A ROYAL WEDDING
Albert, Duke of York, married Elizabeth Bowes-Lyon at Westminster Abbey on Thursday, 26 April 1923.
A ROYAL ENGAGEMENT
The engagement between Lady Elizabeth Bowes-Lyon and Albert, Duke of York, was announced in the Court Circular on 19 January 1923.
Elizabeth and Albert had first met as children but they didn’t see each other again until 1921 when Albert fell in love with her. Albert proposed but she refused his offer as she was worried being part of the royal family would be too restrictive.
A few months later, Elizabeth was a bridesmaid at the wedding of Albert’s sister, Mary, and Albert proposed once more but again he was gently rebuffed. However, Albert continued to court Elizabeth and when he proposed again in January 1923, she finally said yes much to his great relief.
Elizabeth and Albert were married on 26 April 1923 at Westminster Abbey where the bride was presented with a Welsh gold band crafted from Welsh gold from the Clogau St. David’s mine. It is now traditional for royal brides to be given a wedding band made from this Welsh gold which is becoming increasingly rare.
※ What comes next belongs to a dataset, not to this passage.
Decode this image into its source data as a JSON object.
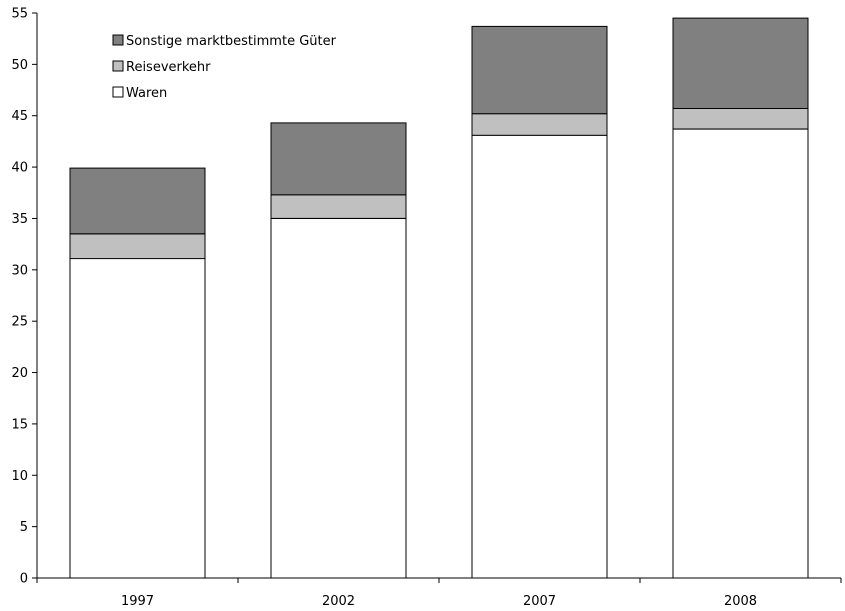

Another tradition was started when Elizabeth spontaneously laid her bouquet at the Tomb of the Unknown Warrior on the way to the altar, in memory of her brother, Fergus, who was killed in the First World War. Nowadays, it has become a tradition for royal brides to have their bouquet placed on the tomb after the wedding.
Elizabeth specifically wanted something soft and flowing for her wedding gown so her couturier Elizabeth Handley-Seymour designed a simple medieval style made from ivory chiffon moiré. The dress had a square neckline and a bodice with horizontal bands embroidered with silver thread and pearls. The dress also had a dropped waist which was contemporary at that time.
The dress also featured a strip of old rose point lace from Brussels, a Strathmore family heirloom, which was worn by a female ancestor at a grand ball for Charles Edward Stuart. The antique ivory lace veil, a gift from Queen Mary, was secured with a simple wreath of myrtle leaves with a York rose on either side.
The eight bridesmaids wore cream chiffon dresses with a silver and rose thistle fastened to a girdle of silver leaves with a trail of spring green tulle. The rose symbolised the House of York while the thistle represented Elizabeth’s Scottish ancestry.
After a wedding breakfast at Buckingham Palace, the couple spent their honeymoon at Polesden Lacey, a manor house in Surrey, and then went to Scotland, where Elizabeth caught whooping cough.